Esiste una seconda carta d’identità in grado di rivelare chi siamo: si tratta del cibo che mangiamo quotidianamente, che adorna e arricchisce le nostre tavole e denuncia, seppur inconsapevolmente, la nostra personalità. È quanto spiegano nel loro libro “Scelte Alimentari” (edizioni Il Mulino) Nicoletta Cavazza, docente di Psicologia sociale e Psicologia della persuasione presso l’Università di Modena-Reggio Emilia, e Margherita Guidetti, anch’essa insegnante di Psicologia sociale nel medesimo ateneo della collega. Nel volume sono contenuti tutti i risultati delle loro ricerche sugli aspetti psicosociali dell’alimentazione, avviati ormai tre lustri fa prendendo come riferimento inizialmente i comportamenti alimentari di adolescenti e adulti, sino ad arrivare a tutti i grandi stereotipi che oggi ci sono ben noti e che generano attacchi ripetuti ai cosiddetti “mangiatori del nostro tempo”: vegani, crudisti, fruttariani, macrobiotici e così via.
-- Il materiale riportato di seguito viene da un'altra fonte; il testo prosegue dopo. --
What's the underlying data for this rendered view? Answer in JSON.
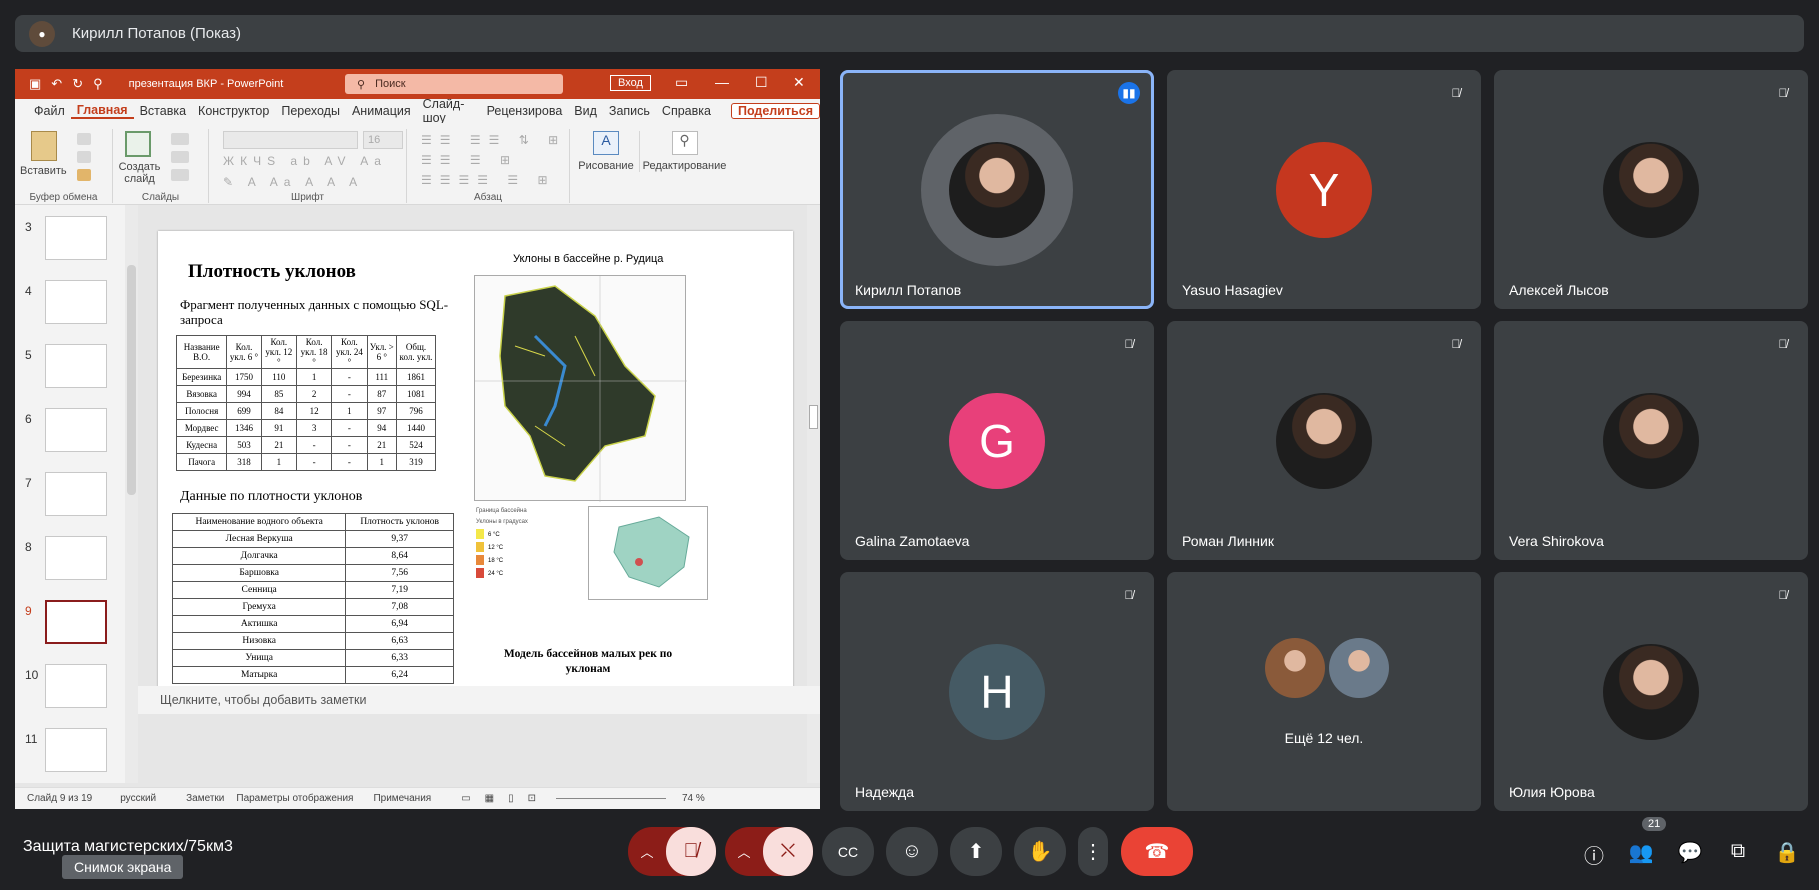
{
  "presenter": {
    "name": "Кирилл Потапов (Показ)"
  },
  "ppt": {
    "doc_title": "презентация ВКР - PowerPoint",
    "search": "Поиск",
    "login": "Вход",
    "tabs": [
      "Файл",
      "Главная",
      "Вставка",
      "Конструктор",
      "Переходы",
      "Анимация",
      "Слайд-шоу",
      "Рецензирова",
      "Вид",
      "Запись",
      "Справка"
    ],
    "share": "Поделиться",
    "groups": {
      "clipboard": "Буфер обмена",
      "slides": "Слайды",
      "font": "Шрифт",
      "paragraph": "Абзац"
    },
    "paste": "Вставить",
    "create_slide": "Создать слайд",
    "drawing": "Рисование",
    "editing": "Редактирование",
    "font_size": "16",
    "thumbnails": [
      "3",
      "4",
      "5",
      "6",
      "7",
      "8",
      "9",
      "10",
      "11"
    ],
    "notes": "Щелкните, чтобы добавить заметки",
    "status": {
      "slide": "Слайд 9 из 19",
      "lang": "русский",
      "notes": "Заметки",
      "view": "Параметры отображения",
      "comments": "Примечания",
      "zoom": "74 %"
    },
    "slide": {
      "title": "Плотность уклонов",
      "sub1": "Фрагмент полученных данных с помощью SQL-запроса",
      "table1_head": [
        "Название В.О.",
        "Кол. укл. 6 °",
        "Кол. укл. 12 °",
        "Кол. укл. 18 °",
        "Кол. укл. 24 °",
        "Укл. > 6 °",
        "Общ. кол. укл."
      ],
      "table1_rows": [
        [
          "Березинка",
          "1750",
          "110",
          "1",
          "-",
          "111",
          "1861"
        ],
        [
          "Вязовка",
          "994",
          "85",
          "2",
          "-",
          "87",
          "1081"
        ],
        [
          "Полосня",
          "699",
          "84",
          "12",
          "1",
          "97",
          "796"
        ],
        [
          "Мордвес",
          "1346",
          "91",
          "3",
          "-",
          "94",
          "1440"
        ],
        [
          "Кудесна",
          "503",
          "21",
          "-",
          "-",
          "21",
          "524"
        ],
        [
          "Пачога",
          "318",
          "1",
          "-",
          "-",
          "1",
          "319"
        ]
      ],
      "sub2": "Данные по плотности уклонов",
      "table2_head": [
        "Наименование водного объекта",
        "Плотность уклонов"
      ],
      "table2_rows": [
        [
          "Лесная Веркуша",
          "9,37"
        ],
        [
          "Долгачка",
          "8,64"
        ],
        [
          "Баршовка",
          "7,56"
        ],
        [
          "Сенница",
          "7,19"
        ],
        [
          "Гремуха",
          "7,08"
        ],
        [
          "Актишка",
          "6,94"
        ],
        [
          "Низовка",
          "6,63"
        ],
        [
          "Унища",
          "6,33"
        ],
        [
          "Матырка",
          "6,24"
        ]
      ],
      "map_title": "Уклоны в бассейне р. Рудица",
      "legend_title": "Граница бассейна",
      "legend_sub": "Уклоны в градусах",
      "legend": [
        "6 °С",
        "12 °С",
        "18 °С",
        "24 °С"
      ],
      "caption": "Модель бассейнов малых рек по уклонам",
      "page_num": "9"
    }
  },
  "tiles": [
    {
      "name": "Кирилл Потапов",
      "letter": "",
      "active": true,
      "color": "#5f6368"
    },
    {
      "name": "Yasuo Hasagiev",
      "letter": "Y",
      "active": false,
      "color": "#c5371f"
    },
    {
      "name": "Алексей Лысов",
      "letter": "",
      "active": false,
      "color": "#6b6b5a"
    },
    {
      "name": "Galina Zamotaeva",
      "letter": "G",
      "active": false,
      "color": "#e8407a"
    },
    {
      "name": "Роман Линник",
      "letter": "",
      "active": false,
      "color": "#7a6a5a"
    },
    {
      "name": "Vera Shirokova",
      "letter": "",
      "active": false,
      "color": "#8a6040"
    },
    {
      "name": "Надежда",
      "letter": "H",
      "active": false,
      "color": "#455a64"
    },
    {
      "name": "",
      "letter": "",
      "active": false,
      "color": "#3c4043",
      "more": "Ещё 12 чел."
    },
    {
      "name": "Юлия Юрова",
      "letter": "",
      "active": false,
      "color": "#5a7a8a"
    }
  ],
  "meeting": {
    "title": "Защита магистерских/75км3",
    "tooltip": "Снимок экрана",
    "participants": "21"
  }
}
Tutti con la loro filosofia, la loro linea di pensiero e numerose argomentazioni alla base delle proprie convinzioni.



Il CIBO CHE MANGIAMO RIVELA CHI SIAMO: CHI MANGIA SANO È DAVVERO MIGLIORE DEGLI ALTRI?

In un intervento pubblicato sulle colonne del quotidiano “La Repubblica”, le autrici sottolineano come uno degli elementi caratterizzanti del nostro rapporto odierno con il cibo sia la frammentazione delle scelte alimentari. “La globalizzazione dei mercati e la destagionalizzazione delle colture hanno allargato radicalmente l’offerta alimentare – commentano le scrittrici -. Le persone si trovano a scegliere fra molte più alternative di un tempo e questo porta l’individuo a definire i propri criteri di selezione: ognuno si relaziona col cibo secondo una configurazione personalizzata di criteri. Il consumo alimentare allora è un atto comunicativo: molte ricerche mostrano che il giudizio sociale è straordinariamente ancorato ai comportamenti alimentari. “Per esempio – proseguono – chi mangia cibo sano è considerato più intelligente, responsabile, morale e attraente rispetto a chi mangia cibo spazzatura, ma meno socievole, meno divertente, più noioso e più infelice”. Sono stereotipi, al pari di quelli inerenti ai vegani, spesso oggetto di pregiudizi e discriminazioni.